Tuesday, February 3, 2009

Skiing? Doctor Says No

Back in 1978 I discovered how much fun cross-country skiing is. In 1980 I had a massive automobile accident (kids, don't drink and drive on twisty mountain roads in the rain -- ask me how I know). I broke a lot of bones: my right ankle was shattered, my right hip and right shoulder were broken, some ribs (who's counting at this point?) were fractured ... and my left knee -- from about three inches above the joint to an inch or so below the joint -- was turned into bone shards. 

The ER doctors did what they could to paste me back together. "Looked like gravel in there," the surgeon commented. 

I spent 3 months in the hospital, 6 months in a wheelchair. A second surgery was needed for the knee because it wasn't knitting. More wheelchair time, then a walker, then crutches, then a cane. And for 17 years I was pretty okay. Lucky to be walking. 

But the knee started to wear out, and in 1997 I achieved that lovely bone-on-bone pain that happens when the meniscus is worn through. 

I got opinions from several knee men (I say "men" because they were all men) and the concensus was that I needed a TKA -- total knee arthroplasty, or total knee replacement.
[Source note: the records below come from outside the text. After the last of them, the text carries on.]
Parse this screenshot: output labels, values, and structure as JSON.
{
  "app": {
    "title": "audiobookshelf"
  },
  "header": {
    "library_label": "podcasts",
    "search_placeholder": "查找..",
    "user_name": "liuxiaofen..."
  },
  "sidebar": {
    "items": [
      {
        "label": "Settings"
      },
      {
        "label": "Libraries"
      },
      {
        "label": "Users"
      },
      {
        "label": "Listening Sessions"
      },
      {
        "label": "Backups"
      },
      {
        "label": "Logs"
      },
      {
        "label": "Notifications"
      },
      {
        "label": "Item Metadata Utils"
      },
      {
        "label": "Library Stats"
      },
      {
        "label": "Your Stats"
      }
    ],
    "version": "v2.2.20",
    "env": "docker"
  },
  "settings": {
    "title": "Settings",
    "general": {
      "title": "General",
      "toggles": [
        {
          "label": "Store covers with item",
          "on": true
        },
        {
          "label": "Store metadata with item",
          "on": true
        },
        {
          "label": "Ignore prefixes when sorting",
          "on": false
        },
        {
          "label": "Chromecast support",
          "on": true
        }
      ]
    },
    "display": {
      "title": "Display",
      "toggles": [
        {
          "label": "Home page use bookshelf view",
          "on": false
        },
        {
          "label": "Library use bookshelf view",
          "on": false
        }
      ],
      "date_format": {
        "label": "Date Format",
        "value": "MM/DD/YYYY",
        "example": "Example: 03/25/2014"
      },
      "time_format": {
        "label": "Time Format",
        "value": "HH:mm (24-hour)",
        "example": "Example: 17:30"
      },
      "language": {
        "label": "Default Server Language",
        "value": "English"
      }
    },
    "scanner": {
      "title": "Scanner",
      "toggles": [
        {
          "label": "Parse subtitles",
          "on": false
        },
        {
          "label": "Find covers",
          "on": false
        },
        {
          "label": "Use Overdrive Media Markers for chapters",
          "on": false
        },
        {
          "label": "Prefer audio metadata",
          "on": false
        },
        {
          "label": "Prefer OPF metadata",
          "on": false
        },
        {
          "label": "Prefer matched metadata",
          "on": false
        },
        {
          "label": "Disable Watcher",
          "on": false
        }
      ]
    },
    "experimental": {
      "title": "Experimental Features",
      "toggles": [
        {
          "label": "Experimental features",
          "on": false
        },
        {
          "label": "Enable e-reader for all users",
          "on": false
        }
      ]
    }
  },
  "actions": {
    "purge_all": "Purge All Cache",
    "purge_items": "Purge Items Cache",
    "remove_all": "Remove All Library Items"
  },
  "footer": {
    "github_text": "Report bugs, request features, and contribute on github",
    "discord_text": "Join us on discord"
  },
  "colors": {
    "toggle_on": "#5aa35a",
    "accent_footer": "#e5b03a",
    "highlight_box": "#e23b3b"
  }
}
In 1998 I was cut open again, and the end of the femur (thigh bone) and top of the tibia (shin bone) were removed and this wonderful titanium Terminator-style knee was put in. It sets off alarms at all airports. Secondary screening is routine. 

My skiing days were over, said Dr. James C. Esch, M.D., the man that did the procedure. Because the femur had been broken into so many pieces, and because the original surgeries were only able to put things together so well, the prosthetic knee they ordered up had a special long stem that was shoved up into my femur for at least 8 inches. 

The stem has a hexagonal cross-section. "One fall with a ski on that leg with a good twist, and it could shatter your femur," he said.

Walking is pretty painful sometimes, because of my bad ankle. I've got a bad limp, too. Bicycling, which I love anyway, does not hurt my leg joints and I cycle whenever I can. 

But now we're in Bend, where there is cross country skiing, and downhill skiing, and snowshoeing and other winter activities to do when cycling isn't such a good idea on the icy roads. 

So I decided to get a fresh opinion on this whole skiing versus my knee thing. 

My primary care physician recommended two knee men at The Center: Dr Hall and Dr Beuhler. I checked out their cv's, and they both looked qualified, and they both enjoyed winter sports. So I flipped a coin and picked James A. Hall, M.D.

Saw him yesterday. 

He looked at the new X-rays and said that he could see that Esch had had to make a lot of revisions (special modification) to deal with the wreckage he was working with. And that there's no way I should ever get on skiis. Even cross-country on a meadow. But I could snowshoe. 

Snowshoeing looks like a bit of a slog compared with cross-country skiing. But it's better than nothing!

1 comment:

  1. :
    Ouch! No, double-ouch! I've heard some bad knee stories in my days around the ski lodge, but yours is one of the worst, of the ones that ended up still being able to walk. Yowsa! What a team to put it back together for you.

    Cycling kicks-ass over skiing anyway.